Au nombre des facteurs qui favorisent la chronicité de l’insécurité alimentaire des ménages en RDC, il convient d’énoncer les conflits et violences armés à la base de nombreux déplacements de populations (Est du pays); les épidémies humaines, les épizooties, les attaques de culture et de plantes en plus des catastrophes naturelles (inondations, glissements de terrains, etc.); le faible niveau d’accès aux services sociaux de base (routes en état défectueux, faible accès à l’eau de boisson, dysfonctionnement des services sanitaires); le faible niveau de production agricole (bilan céréalier déficitaire) et la difficulté d’accès aux intrants de qualité (dégénérescence de semences, pas de crédit agricole etc.); la dépréciation de la monnaie nationale face à la devise américaine (hausse généralisée de prix) suivi de l’effondrement du pouvoir d’achat des ménages dans un contexte de pauvreté généralisée.
La pandémie de la Covid-19 et la guerre Russo-Ukrainienne ont fortement perturbé les disponibilités alimentaires, le prix du carburant à la pompe et exacerbé la dépréciation de la monnaie nationale (le Franc Congolais) face à la devise américaine (Dollar). A l’Est du pays, l’activisme de groupes armés nationaux et étrangers contribue largement aux mouvements de populations qui abandonnent leurs activités de moyens d’existence. Certaines zones du pays faisant face à une insécurité alimentaire aiguë élevée, sont de tout de même affectées par une insécurité alimentaire chronique sévère ou modérée en raison des facteurs structurelles complexes.
Au cours de ce cycle, une approche hybride a été adoptée, notamment la classification des territoires et des provinces en fonction de la disponibilité des preuves ou données représentatives.
Vaincre le fléau de l’insécurité alimentaire chronique en République Démocratique du Congo requiert la mobilisation de tous les vecteurs stratégiques de la société et de l’économie, incluant un leadership politique fort au niveau supérieur de l’état, et un engagement soutenu du gouvernement.
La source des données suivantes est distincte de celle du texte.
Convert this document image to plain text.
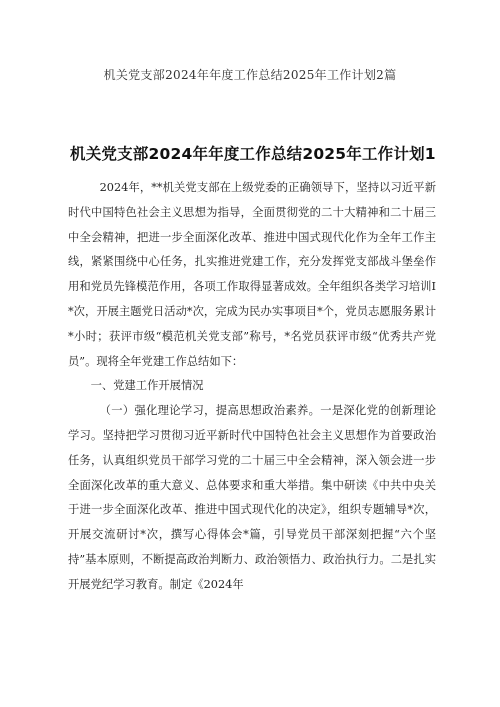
机关党支部2024年年度工作总结2025年工作计划2篇
机关党支部2024年年度工作总结2025年工作计划1

2024年，**机关党支部在上级党委的正确领导下，坚持以习近平新时代中国特色社会主义思想为指导，全面贯彻党的二十大精神和二十届三中全会精神，把进一步全面深化改革、推进中国式现代化作为全年工作主线，紧紧围绕中心任务，扎实推进党建工作，充分发挥党支部战斗堡垒作用和党员先锋模范作用，各项工作取得显著成效。全年组织各类学习培训I*次，开展主题党日活动*次，完成为民办实事项目*个，党员志愿服务累计*小时；获评市级“模范机关党支部”称号，*名党员获评市级“优秀共产党员”。现将全年党建工作总结如下：

一、党建工作开展情况

（一）强化理论学习，提高思想政治素养。一是深化党的创新理论学习。坚持把学习贯彻习近平新时代中国特色社会主义思想作为首要政治任务，认真组织党员干部学习党的二十届三中全会精神，深入领会进一步全面深化改革的重大意义、总体要求和重大举措。集中研读《中共中央关于进一步全面深化改革、推进中国式现代化的决定》，组织专题辅导*次，开展交流研讨*次，撰写心得体会*篇，引导党员干部深刻把握“六个坚持”基本原则，不断提高政治判断力、政治领悟力、政治执行力。二是扎实开展党纪学习教育。制定《2024年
De plus, il est crucial de prendre en compte les recommandations sectorielles suivantes, amplement développées dans le corps du présent rapport :
- Renforcer les mécanismes nationaux et régionaux de réconciliation et de pacification des zones affectées par les conflits à travers un dialogue permanent entre les communautés, la répartition équitable des ressources à travers des programmes sociaux et l’encadrement des jeunes pour un meilleur accès à l’emploi.
- Intensifier la transparence dans l’utilisation des ressources publiques, le renforcement de l’état de droit, du système judiciaire et l’application de la loi, y compris lutter contre toutes formes d’impunités.
- Accroître les ressources allouées aux infrastructures socioéconomiques en vue d’améliorer la fonctionnalité des marchés et maintenir les réseaux de transport aérien, terrestre, maritime et fluvial pour faciliter les échanges économiques et l’intégration nationale et régionale, tout en garantissant l’accès à l’énergie et à l’eau potable.
- Renforcer les programmes gouvernementaux de relèvement du secteur agricole afin d’améliorer la production et la productivité des aliments de base (selon les zones agroécologiques du pays) et garantir aux ménages une consommation d’aliments riches en nutriments.
- Mettre en place des mesures favorables aux investissements privés dans le secteur agriculture, pêche et élevage.
- Encourager le regroupement et la structuration des opérateurs économiques locaux pour faciliter l’accès aux crédits à travers des initiatives sociales et de solidarité servant de garantie auprès des institutions de microfinances et des banques.
- Renforcer la mise en place des filets de protection sociale formels, notamment des programmes sociaux de transferts monétaires dans les zones où sévit une pauvreté monétaire persistance et chronique.
L’insécurité alimentaire chronique en RDC ne peut être résolue que par une approche holistique et une mobilisation à grande échelle. Les recommandations du rapport soulignent l’urgence d’une action coordonnée et soutenue, impliquant non seulement le gouvernement et ses partenaires nationaux et internationaux, mais aussi la société civile et le secteur privé. Il est impératif que les autorités de Kinshasa répondent promptement à ces recommandations pour garantir un avenir plus sûr et plus prospère pour tous les Congolais.